The restraint inside him gave way in a quiet and beautiful surrender. The kiss deepened and lingered warm and steady in a way that stripped the night of its shadows. His lips moved against hers with aching gentleness as though memorizing each curve and shiver and breath.
She slipped her hand beneath the fabric of his rolled sleeve and traced the warmth of his forearm and the tension and the pulse beating beneath his skin.
Zane’s breath faltered.
He kissed her jaw slowly and reverently and she arched into the warmth without meaning to. His hand rose to cup her face and his thumb brushed the soft bruise at the corner of her lip with heartbreaking tenderness.
"Does this hurt?" he whispered.
"No," she breathed.
"It only hurts when you stop."
He exhaled sharply and pressed his forehead to hers, undone.
Clothing came away slowly in hesitant movements, each piece removed like a weight lifted from the night. His shirt fell first and her cotton top followed. Skin met skin with a soft intake of breath and a warmth so deep her eyes stung.
The room filled with the quiet rhythm of breathing and touching and rediscovery.
Zane touched her with reverence.
She touched him with the fragile certainty of someone finally allowing herself to want.
Their bodies moved together in a slow building rhythm that began hesitant and grew deeper and more certain as if each movement rewrote the memory of violence with something gentler and truer.
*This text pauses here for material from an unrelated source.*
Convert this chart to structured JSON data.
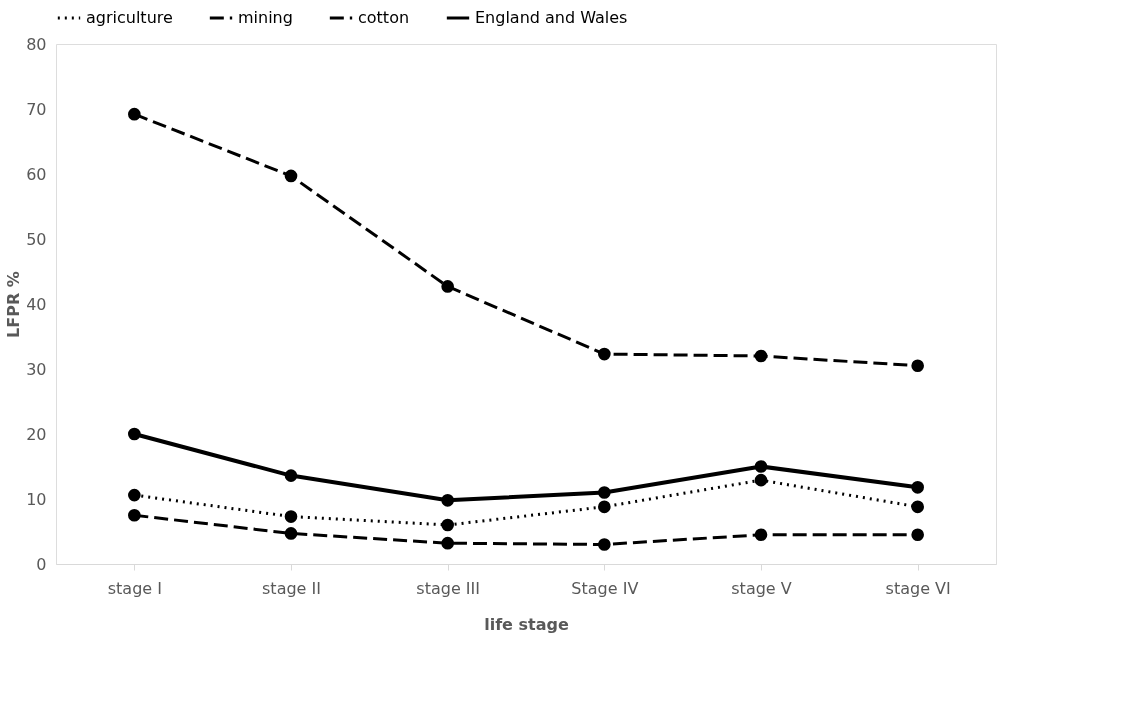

Her fingers tightened across his back while his mouth found her shoulder and their breaths tangled in the dark.
"Are you okay?" he whispered against her skin.
"Yes," she gasped. "Don’t stop."
He did not stop.
The rhythm shifted from slow to aching and then to release and relief, two people piecing themselves back together in the same fragile breath. When the final tremor passed through them they held on to each other as if the world beyond the bed had fallen away.
For the first time in a long time Willow did not feel broken. She felt chosen and alive with his arms around her holding her long after the last tremor faded.
In the small hours of the morning his chin rested against her hair while her hand curled over his heart, and she finally slept.